Microvascular Disease Associates with Larger Osteocyte Lacunae in Cortical Bone in Type 2 Diabetes Mellitus

Author:

Zanner Sebastian12ORCID,Goff Elliott3ORCID,Ghatan Samuel4ORCID,Wölfel Eva Maria1ORCID,Ejersted Charlotte5ORCID,Kuhn Gisela3,Müller Ralph3ORCID,Frost Morten125ORCID

Affiliation:

1. Molecular Endocrinology Department, Department M Odense University Hospital Odense Denmark

2. Clinical Institute University of Southern Denmark Odense Denmark

3. Institute for Biomechanics ETH Zurich Zurich Switzerland

4. Department of Internal Medicine Erasmus MC University—Medical Center Rotterdam Rotterdam The Netherlands

5. Steno Diabetes Centre Odense OUH Odense Denmark

Abstract

ABSTRACTClinical studies indicate that microvascular disease (MVD) affects bone microstructure and decreases bone strength in type 2 diabetes mellitus (T2D). Osteocytes are housed in small voids within the bone matrix and lacunae and act as sensors of mechanical forces in bone. These cells regulate osteoclastic bone resorption and osteoblastic bone formation as well as osteocytic perilacunar remodeling.

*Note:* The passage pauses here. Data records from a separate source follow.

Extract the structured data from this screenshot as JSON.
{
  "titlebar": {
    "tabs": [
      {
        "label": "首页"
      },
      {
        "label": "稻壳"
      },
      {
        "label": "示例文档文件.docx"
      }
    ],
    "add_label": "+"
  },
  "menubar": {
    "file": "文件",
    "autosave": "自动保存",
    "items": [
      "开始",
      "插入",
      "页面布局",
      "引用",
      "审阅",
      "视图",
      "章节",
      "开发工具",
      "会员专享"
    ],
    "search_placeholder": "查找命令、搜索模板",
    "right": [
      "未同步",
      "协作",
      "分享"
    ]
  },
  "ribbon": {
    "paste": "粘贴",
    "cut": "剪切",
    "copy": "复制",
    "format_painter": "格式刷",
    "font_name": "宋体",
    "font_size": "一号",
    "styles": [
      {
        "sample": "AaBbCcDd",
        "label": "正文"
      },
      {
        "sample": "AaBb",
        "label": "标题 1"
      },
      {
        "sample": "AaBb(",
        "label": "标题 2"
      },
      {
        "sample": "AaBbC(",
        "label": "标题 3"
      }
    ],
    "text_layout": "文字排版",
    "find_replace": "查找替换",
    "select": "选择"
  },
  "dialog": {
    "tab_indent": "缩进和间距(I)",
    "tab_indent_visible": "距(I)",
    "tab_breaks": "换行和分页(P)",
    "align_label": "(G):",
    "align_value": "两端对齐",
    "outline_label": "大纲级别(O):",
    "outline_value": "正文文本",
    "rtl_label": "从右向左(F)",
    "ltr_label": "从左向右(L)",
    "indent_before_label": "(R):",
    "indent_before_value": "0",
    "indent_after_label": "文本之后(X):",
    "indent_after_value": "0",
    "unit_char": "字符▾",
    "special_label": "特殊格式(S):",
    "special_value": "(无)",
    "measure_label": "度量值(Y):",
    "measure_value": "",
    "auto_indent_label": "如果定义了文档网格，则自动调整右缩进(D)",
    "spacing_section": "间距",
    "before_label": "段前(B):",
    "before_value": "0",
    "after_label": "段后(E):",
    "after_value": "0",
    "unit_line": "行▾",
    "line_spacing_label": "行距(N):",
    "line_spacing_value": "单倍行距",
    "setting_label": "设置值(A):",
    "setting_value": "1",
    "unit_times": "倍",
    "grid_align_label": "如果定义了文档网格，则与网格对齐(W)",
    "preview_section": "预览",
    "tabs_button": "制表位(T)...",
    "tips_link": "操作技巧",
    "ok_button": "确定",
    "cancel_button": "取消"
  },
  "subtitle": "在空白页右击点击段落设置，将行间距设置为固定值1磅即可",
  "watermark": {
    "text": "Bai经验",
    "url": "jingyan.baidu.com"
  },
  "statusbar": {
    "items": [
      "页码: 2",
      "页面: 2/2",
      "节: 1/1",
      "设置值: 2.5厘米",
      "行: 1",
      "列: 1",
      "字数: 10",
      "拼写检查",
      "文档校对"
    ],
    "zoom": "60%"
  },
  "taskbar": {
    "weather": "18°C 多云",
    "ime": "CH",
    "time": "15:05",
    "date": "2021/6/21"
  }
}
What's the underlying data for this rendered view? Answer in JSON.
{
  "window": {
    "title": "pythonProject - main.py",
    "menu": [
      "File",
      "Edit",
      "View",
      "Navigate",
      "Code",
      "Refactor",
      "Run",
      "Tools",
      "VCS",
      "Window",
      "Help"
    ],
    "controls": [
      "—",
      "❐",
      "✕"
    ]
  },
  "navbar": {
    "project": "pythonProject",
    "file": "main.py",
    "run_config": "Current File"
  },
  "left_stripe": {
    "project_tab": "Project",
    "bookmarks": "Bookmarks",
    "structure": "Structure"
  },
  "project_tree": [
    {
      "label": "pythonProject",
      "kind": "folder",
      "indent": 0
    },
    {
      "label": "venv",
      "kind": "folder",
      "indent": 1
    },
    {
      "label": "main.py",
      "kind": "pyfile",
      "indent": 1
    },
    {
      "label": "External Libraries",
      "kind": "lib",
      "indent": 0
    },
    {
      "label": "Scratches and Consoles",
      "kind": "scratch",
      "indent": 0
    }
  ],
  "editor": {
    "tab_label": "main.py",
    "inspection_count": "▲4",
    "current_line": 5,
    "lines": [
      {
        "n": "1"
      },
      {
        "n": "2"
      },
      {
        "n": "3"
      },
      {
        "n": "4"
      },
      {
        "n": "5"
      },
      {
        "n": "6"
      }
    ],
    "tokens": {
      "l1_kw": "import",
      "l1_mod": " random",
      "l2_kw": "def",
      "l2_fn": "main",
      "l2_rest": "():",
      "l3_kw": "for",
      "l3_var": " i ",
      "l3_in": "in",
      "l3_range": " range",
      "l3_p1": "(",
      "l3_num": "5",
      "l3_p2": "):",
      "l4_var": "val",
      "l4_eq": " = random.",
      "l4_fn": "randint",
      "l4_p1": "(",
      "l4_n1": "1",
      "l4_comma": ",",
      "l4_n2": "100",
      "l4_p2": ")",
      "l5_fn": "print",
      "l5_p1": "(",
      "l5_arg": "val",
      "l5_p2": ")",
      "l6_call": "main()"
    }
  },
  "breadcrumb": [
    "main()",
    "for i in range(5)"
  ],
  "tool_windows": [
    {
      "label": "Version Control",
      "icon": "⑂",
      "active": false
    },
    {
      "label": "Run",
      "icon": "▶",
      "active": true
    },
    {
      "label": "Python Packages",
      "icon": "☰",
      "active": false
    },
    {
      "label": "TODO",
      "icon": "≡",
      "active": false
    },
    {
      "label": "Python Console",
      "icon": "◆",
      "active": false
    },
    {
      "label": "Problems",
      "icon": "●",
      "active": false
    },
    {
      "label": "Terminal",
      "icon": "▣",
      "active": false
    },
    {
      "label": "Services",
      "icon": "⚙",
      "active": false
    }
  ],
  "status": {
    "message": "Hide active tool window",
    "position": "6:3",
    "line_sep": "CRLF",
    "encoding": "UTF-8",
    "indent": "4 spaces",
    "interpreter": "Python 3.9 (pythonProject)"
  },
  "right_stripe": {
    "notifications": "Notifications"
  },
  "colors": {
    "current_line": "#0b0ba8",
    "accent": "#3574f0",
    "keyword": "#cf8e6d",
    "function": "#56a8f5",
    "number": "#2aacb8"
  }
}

We hypothesized that MVD changes morphometric osteocyte lacunar parameters in individuals with T2D. We collected iliac crest bone biopsies from 35 individuals (10 female, 25 male) with T2D with MVD (15%) or without MVD (21%) with a median age of 67 years (interquartile range [IQR] 62–72 years). The participants were included based on c‐peptide levels >700 pmol L−1, absence of anti‐GAD65 antibodies, and glycated hemoglobin (HbA1c) levels between 40 and 82 mmol mol−1 or 5.8% and 9.7%, respectively. We assessed osteocyte lacunar morphometric parameters in trabecular and cortical bone regions using micro‐computed tomography (micro‐CT) at a nominal resolution of 1.2 μm voxel size. The cortical osteocyte lacunar volume (Lc.V) was 7.7% larger (p = 0.05) and more spherical (Lc.Sr, p < 0.01) in the T2D + MVD group. Using linear regression, we found that lacunar density (Lc.N/BV) in trabecular but not cortical bone was associated with HbA1c (p < 0.05, R2 = 0.067) independently of MVD. Furthermore, Lc.V was larger and Lc.Sr higher in the center than in the periphery of the trabecular and cortical bone regions (p < 0.05). In conclusion, these data imply that MVD may impair skeletal integrity, possibly contributing to increased skeletal fragility in T2D complicated by MVD. © 2023 The Authors. JBMR Plus published by Wiley Periodicals LLC on behalf of American Society for Bone and Mineral Research.

Funder

H2020 Marie Skłodowska-Curie Actions

Region Syddanmark

Publisher

Oxford University Press (OUP)

Subject

Orthopedics and Sports Medicine,Endocrinology, Diabetes and Metabolism

Reference41 articles.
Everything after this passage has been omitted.